Here is a solution of the fact that has astonished thousands; how the unhappy drunkard, with all the certain consequences of his course staring him in the face, and amid the entreaties and arguments of distressed friends, and the solemn denunciations of holy writ sounding in his ears, and the sure prospect of an untimely grave, will still press on, and hold the destroyer still firmer to his lips. It is because nature shrieks at every pore, if I may be allowed the expression. Every nerve, every vein, every fibre pines, and groans, and aches for its accustomed stimulus. No substitute will do; no ransom can purchase relief; insatiate as the grave, every fibre cries, Give, give! The dictates of reason are drowned in the clamor of the senses. Thus the temperate drinker, by persisting in the practice, throws himself within the influence of a law of his system, of which he can no more control the development, nor resist the urgency, than he can that law which circulates the blood through his heart, or any other law peculiar to animal life. That law is the law of stimulation, which is never unduly aroused, except by sinful indulgences; but when aroused, is dreadfully urgent. We will state a case strikingly exemplifying the influence of this law.

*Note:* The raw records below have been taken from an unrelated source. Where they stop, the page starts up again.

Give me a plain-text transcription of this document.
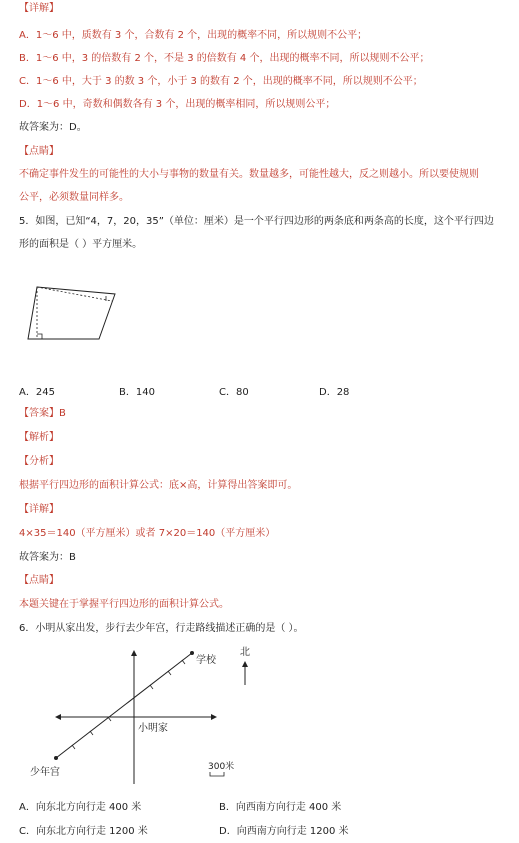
【详解】
A．1～6 中，质数有 3 个，合数有 2 个，出现的概率不同，所以规则不公平；
B．1～6 中，3 的倍数有 2 个，不是 3 的倍数有 4 个，出现的概率不同，所以规则不公平；
C．1～6 中，大于 3 的数 3 个，小于 3 的数有 2 个，出现的概率不同，所以规则不公平；
D．1～6 中，奇数和偶数各有 3 个，出现的概率相同，所以规则公平；
故答案为：D。
【点睛】
不确定事件发生的可能性的大小与事物的数量有关。数量越多，可能性越大，反之则越小。所以要使规则
公平，必须数量同样多。
5．如图，已知“4，7，20，35”（单位：厘米）是一个平行四边形的两条底和两条高的长度，这个平行四边
形的面积是（ ）平方厘米。
A．245	B．140	C．80	D．28
【答案】B
【解析】
【分析】
根据平行四边形的面积计算公式：底×高，计算得出答案即可。
【详解】
4×35＝140（平方厘米）或者 7×20＝140（平方厘米）
故答案为：B
【点睛】
本题关键在于掌握平行四边形的面积计算公式。
6．小明从家出发，步行去少年宫，行走路线描述正确的是（ ）。
学校
小明家
少年宫
北
300米
A．向东北方向行走 400 米	B．向西南方向行走 400 米
C．向东北方向行走 1200 米	D．向西南方向行走 1200 米
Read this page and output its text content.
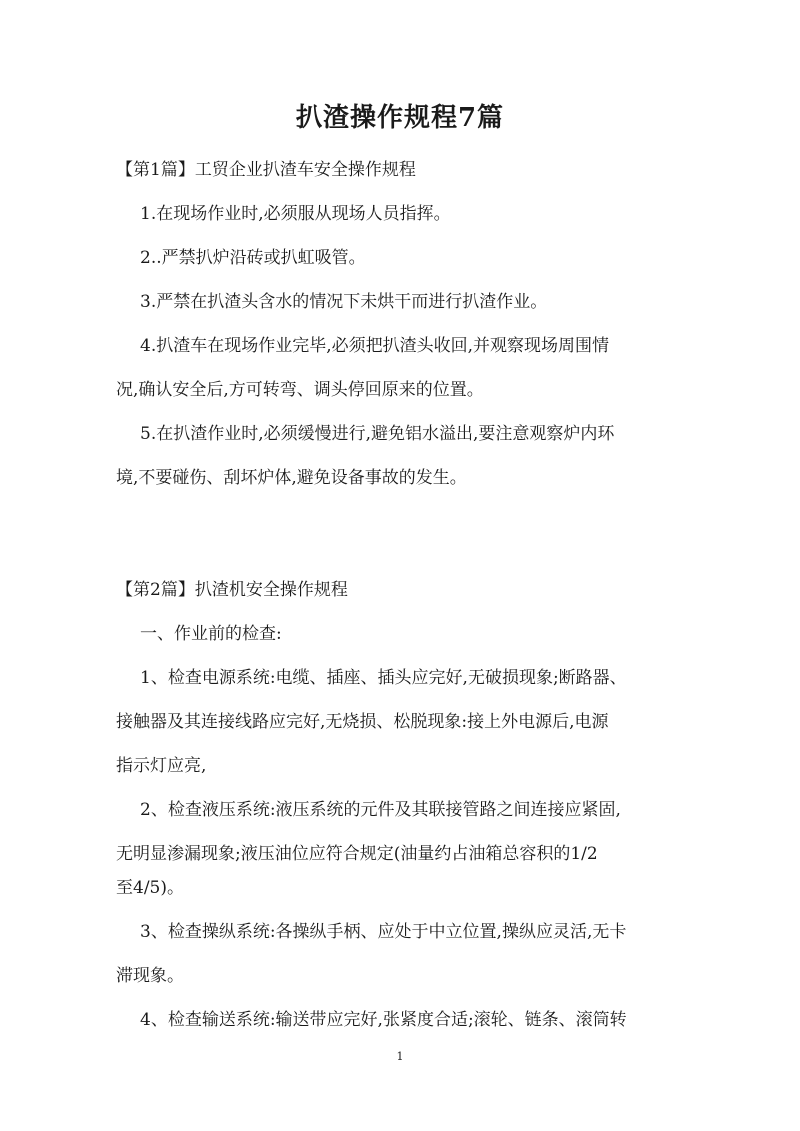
扒渣操作规程7篇
【第1篇】工贸企业扒渣车安全操作规程
1.在现场作业时,必须服从现场人员指挥。
2..严禁扒炉沿砖或扒虹吸管。
3.严禁在扒渣头含水的情况下未烘干而进行扒渣作业。
4.扒渣车在现场作业完毕,必须把扒渣头收回,并观察现场周围情
况,确认安全后,方可转弯、调头停回原来的位置。
5.在扒渣作业时,必须缓慢进行,避免铝水溢出,要注意观察炉内环
境,不要碰伤、刮坏炉体,避免设备事故的发生。
【第2篇】扒渣机安全操作规程
一、作业前的检查:
1、检查电源系统:电缆、插座、插头应完好,无破损现象;断路器、
接触器及其连接线路应完好,无烧损、松脱现象:接上外电源后,电源
指示灯应亮,
2、检查液压系统:液压系统的元件及其联接管路之间连接应紧固,
无明显渗漏现象;液压油位应符合规定(油量约占油箱总容积的1/2
至4/5)。
3、检查操纵系统:各操纵手柄、应处于中立位置,操纵应灵活,无卡
滞现象。
4、检查输送系统:输送带应完好,张紧度合适;滚轮、链条、滚筒转
1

A gentleman, an acquaintance and friend of the writer, contracted the habit of drinking during his college course. He settled in the practice of the law in one of the villages of his native state. He soon became invested with offices of honor and profit, and although young, gave promise of shining brilliantly in the profession he had chosen. He was the pride of a large and respectable family, who witnessed his growing prospects with that satisfaction and delight which the prosperity of a beloved son and brother cannot fail to impart. In the midst of these circumstances the physician was one day called in haste to see him. He had fallen into a fit. His manly form lay stretched upon the carpet, while his features were distorted and purpled from the agony of the convulsions. After some days, however, he recovered, without having sustained any permanent injury. Being in company with his physician alone, soon after, he said to him, “I suspect, sir, you do not know the cause of my fit; and as I may have a return of it, when you will probably be called, I think it proper that you should be made acquainted with my habits of life.” He then informed his physician, that for a number of years previous he had been in the daily use of ardent spirit, that the practice had grown upon him ever since he left college, and that he was conscious it injured him. However, it was not known even to his own family what quantity he used. His physician did not hesitate to inform him of the extreme danger to his life in persisting in the use of intoxicating drinks. He acknowledged his perfect conviction of the truth of all that was said, and resolved to abandon his wicked course.
Not many weeks after, he was seized with another fit; but owing to the absence of the family physician, he did not see him until some time after he had come out of it. The physician, however, who attended, informed him it was violent. After repeated assurances of his increasing danger, and the remonstrances of friends, who had now begun to learn the real cause of his fits, he renewed his promises and determination to reform, and entered upon a course of total abstinence, which he maintained for several months, and inspired many of his friends with pleasing hopes of his entire reform and the reëstablishment of his health. But, alas, in an unguarded moment, he dared to taste again the forbidden cup, and with this fled all his resolutions and restraints. From that time he drank more openly and freely. His fits returned with painful violence; friends remonstrated, entreated, pleaded, but all in vain. He thus continued his course of intemperance, with intervals of fits and sickness, about eight or ten months, and at length died drunk in his bed, where he had lain for two or three weeks in a continual state of intoxication.